The biggest move from the trade deadline day was undoubtedly the one deal that snuck by everyone.
Shortly after the whistle was blown and teh trade deadline passed, Adrian Wojnarowski of Yahoo! Sports reported the Pacers had acquired Evan Turner from the 76ers along with Lavoy Allen for Danny Granger. Everyone got what they wanted — the Pacers got six more fouls to use on LeBron James and a multi-faceted young player to bring off the bench. The 76ers got a body that takes up salary space and comes off their books at the end of the year.
Does Turner put Indiana over the top? No — if Indiana needed that in any case.
Turner though does provide them something Granger could not — consistency.
Danny Granger has slowly been weeded out of the lineup and out of the rotation thanks to his own injuries and Paul George's emergence. At one point, Granger was the Pacers' franchise player and it looked like he could carry that load.
Injuries have sapped him of that status and he was struggling coming off the bench. Granger has appeared in 29 games, scoring 8.3 points per game and grabbing 3.6 rebounds per game in 22.5 minutes per game. He is shooting just 35.9 percent from the floor and 33.0 percent from beyond the arc, where he typically was so strong. He is posting a 10.4 PER.
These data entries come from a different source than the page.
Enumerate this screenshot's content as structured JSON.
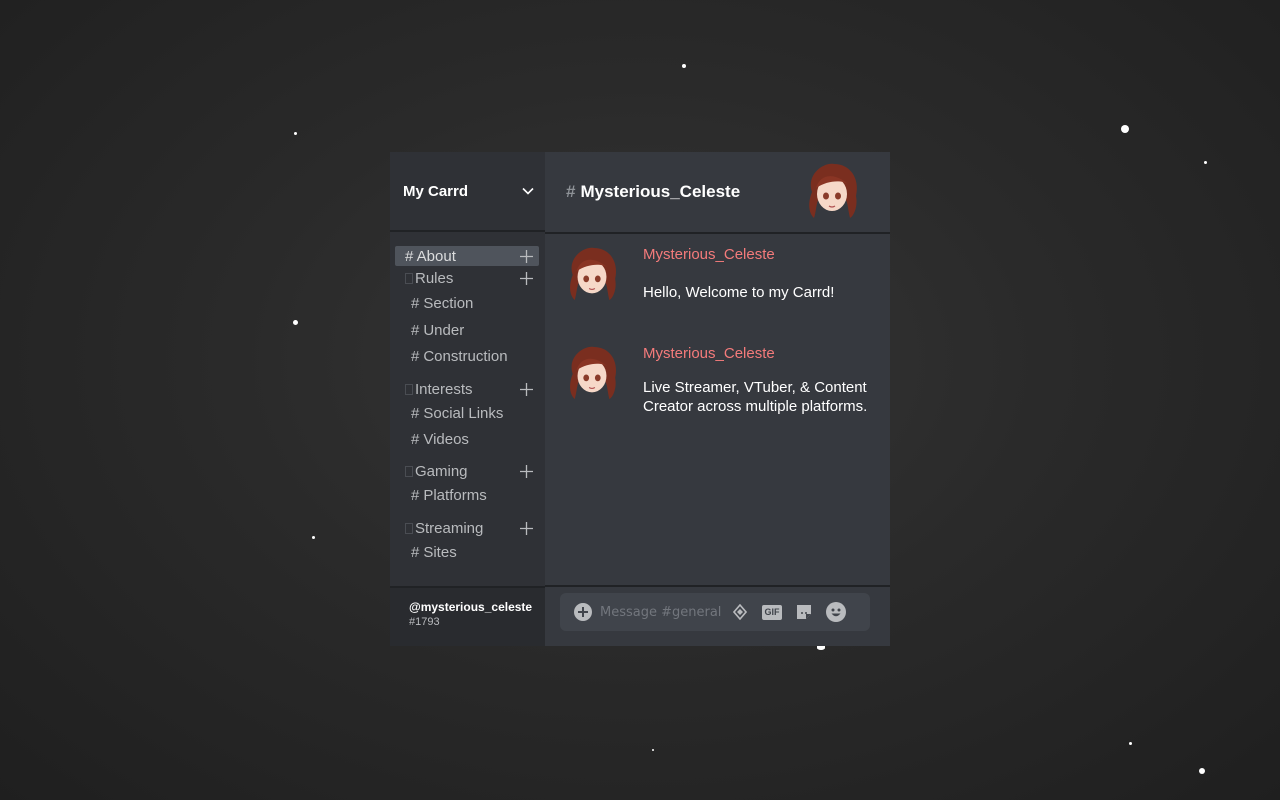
{
  "server": {
    "name": "My Carrd"
  },
  "sidebar": {
    "groups": [
      {
        "label": "# About",
        "channels": []
      },
      {
        "label": "Rules",
        "channels": [
          "Section",
          "Under",
          "Construction"
        ]
      },
      {
        "label": "Interests",
        "channels": [
          "Social Links",
          "Videos"
        ]
      },
      {
        "label": "Gaming",
        "channels": [
          "Platforms"
        ]
      },
      {
        "label": "Streaming",
        "channels": [
          "Sites"
        ]
      }
    ]
  },
  "user": {
    "name": "@mysterious_celeste",
    "tag": "#1793"
  },
  "channel": {
    "hash": "#",
    "name": "Mysterious_Celeste"
  },
  "messages": [
    {
      "author": "Mysterious_Celeste",
      "text": "Hello, Welcome to my Carrd!"
    },
    {
      "author": "Mysterious_Celeste",
      "text": "Live Streamer, VTuber, & Content Creator across multiple platforms."
    }
  ],
  "composer": {
    "placeholder": "Message #general",
    "gif_label": "GIF"
  },
  "colors": {
    "sidebar": "#2f3136",
    "chat": "#36393f",
    "author": "#f47b7b",
    "active": "#4f545c"
  },
  "icons": [
    "chevron-down-icon",
    "plus-icon",
    "add-circle-icon",
    "nitro-gem-icon",
    "gif-icon",
    "sticker-icon",
    "emoji-icon"
  ]
}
Granger is a shell of his former self and just doesn't fit the role he is asked to play.
Evan Turner, on the other hand, is like an oversized point guard in a lot of ways. He was probably mismatched in Philadelphia as a primary option and could be much more effective coming off the bench.
This year, Turner is averaging a career-best 17.4 points per game, 6.0 rebounds per game and 5.0 assists per game. He was labeled a Jack of all trades, master of none coming out of Ohio State and he has lived up to that billing in many respects.
That is exactly why he might fit in with the Pacers. He does not need to be scoring to be effective. He can do a number of different things depending on the situation in the game and who is hot on the floor. He can run some point guard like George Hill and Lance Stephenson can. That gives Indiana some incredible versatility.
Turner's advanced numbers are not impressive — 13.3 PER, 45.1 percent effective field goal percentage. But he also has not been on a team with this many weapons around him. That should give him space to create more and get cleaner looks. This could be a perfect situation.
Or it should allow him to do what he has already done on a bigger stage in meaningful games.
In either case, it is probably better than what Granger was giving the Pacers.
Only time will tell whether this move helps Indiana overtake Miami.